A team, led by Rebecca N. Evans, MSc, Clinical Trials and Evaluation Unit, Bristol Trials Centre, Bristol Medical School, University of Bristol, investigated whether visual and anatomic outcomes in eyes with neovascular age-related macular degeneration initiating anti-VEGF treatment are linked to fluctuations in retinal thickness.
When initiating anti-VEGF treatment for patients with nAMD, prognostic factors often guide specific treatments. The investigators believe eyes with greater fluctuation in retinal thickness over time have worse outcomes than eyes with less variation.
The investigators used data from the Comparison of Age-Related Macular Degeneration Treatment Trials (CATT), as well as the Inhibition of VEGF in Age-Related Choroidal Neovascularization (IVAN) randomized clinical trial. The study included patients with previously untreated nAMD.
The team extracted foveal center point thicknesses (FCPTs) from 1165 study eyes from CATT and 566 study eyes from the IVAN trial, excluding those with 3 measurements or less. They then calculated the standard deviation of FCPT for each eye.
Ultimately eyes were grouped by FCPT SD quartile and associations with FCPT standard deviation quartile with outcomes were quantified at month 24 or the last available visit by linear or logistic regression, adjusting for baseline best-corrected visual acuity (BCVA) and randomized allocations to drug and treatment regimen, for BCVA, development of fibrosis, and the development of macular atrophy.
A total of 1731 patients were included in the final analysis, 1058 of which were female. The mean age of the patient population was 78.6 years old and the median FCPT SD was 40.2 in the IVAN cohort and 59.0 in the CATT cohort.
After the investigators adjusted for baseline BCVA and trial allocations, BCVA worsened significantly across the quartiles of FCPT standard deviation.

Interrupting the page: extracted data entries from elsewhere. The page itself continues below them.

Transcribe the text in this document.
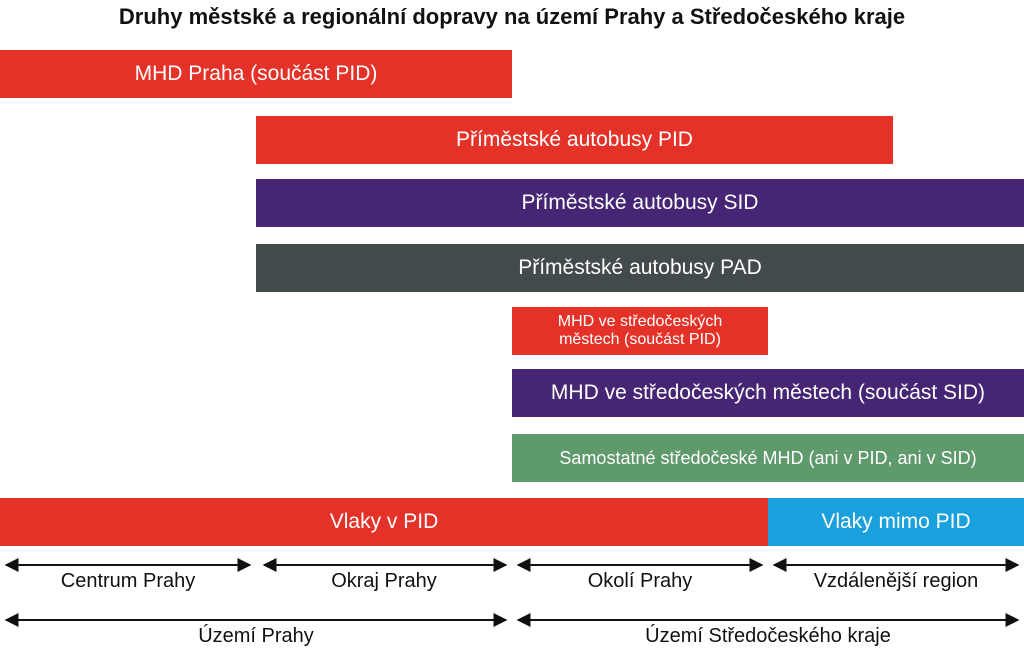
Druhy městské a regionální dopravy na území Prahy a Středočeského kraje
MHD Praha (součást PID)
Příměstské autobusy PID
Příměstské autobusy SID
Příměstské autobusy PAD
MHD ve středočeských městech (součást PID)
MHD ve středočeských městech (součást SID)
Samostatné středočeské MHD (ani v PID, ani v SID)
Vlaky v PID	Vlaky mimo PID
Centrum Prahy	Okraj Prahy	Okolí Prahy	Vzdálenější region
Území Prahy	Území Středočeského kraje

Overall, the difference between the first and fourth quartiles was -6.27 Early Treatment Diabetic Retinopathy Study letters (95% CI, -8.45 to -4.09).
They also found the risk of developing fibrosis and macular atrophy increased across FCPT SD quartiles. The odds ratios ranged from 1.40 (95% CI, 1.03-1.91) for quartile 2 to 1.95 (95% CI, 1.42-2.68) for quartile 4 for fibrosis. The OR also ranged from 1.32 (95% CI, 0.90-1.92) for quartile 2 to 2.10 (95% CI, 1.45-3.05) for quartile 4 for macular atrophy.
“Greater variation in retinal thickness in eyes with nAMD during treatment with anti-VEGF was associated with worse BCVA and development of fibrosis and macular atrophy in these post hoc analyses, despite protocol-directed treatment frequency,” the authors wrote. “Practitioners may want to consider variation in retinal thickness when advising patients about their prognosis.”
The study, “Associations of Variation in Retinal Thickness With Visual Acuity and Anatomic Outcomes in Eyes With Neovascular Age-Related Macular Degeneration Lesions Treated With Anti–Vascular Endothelial Growth Factor Agents,” was published online in JAMA Ophthalmology.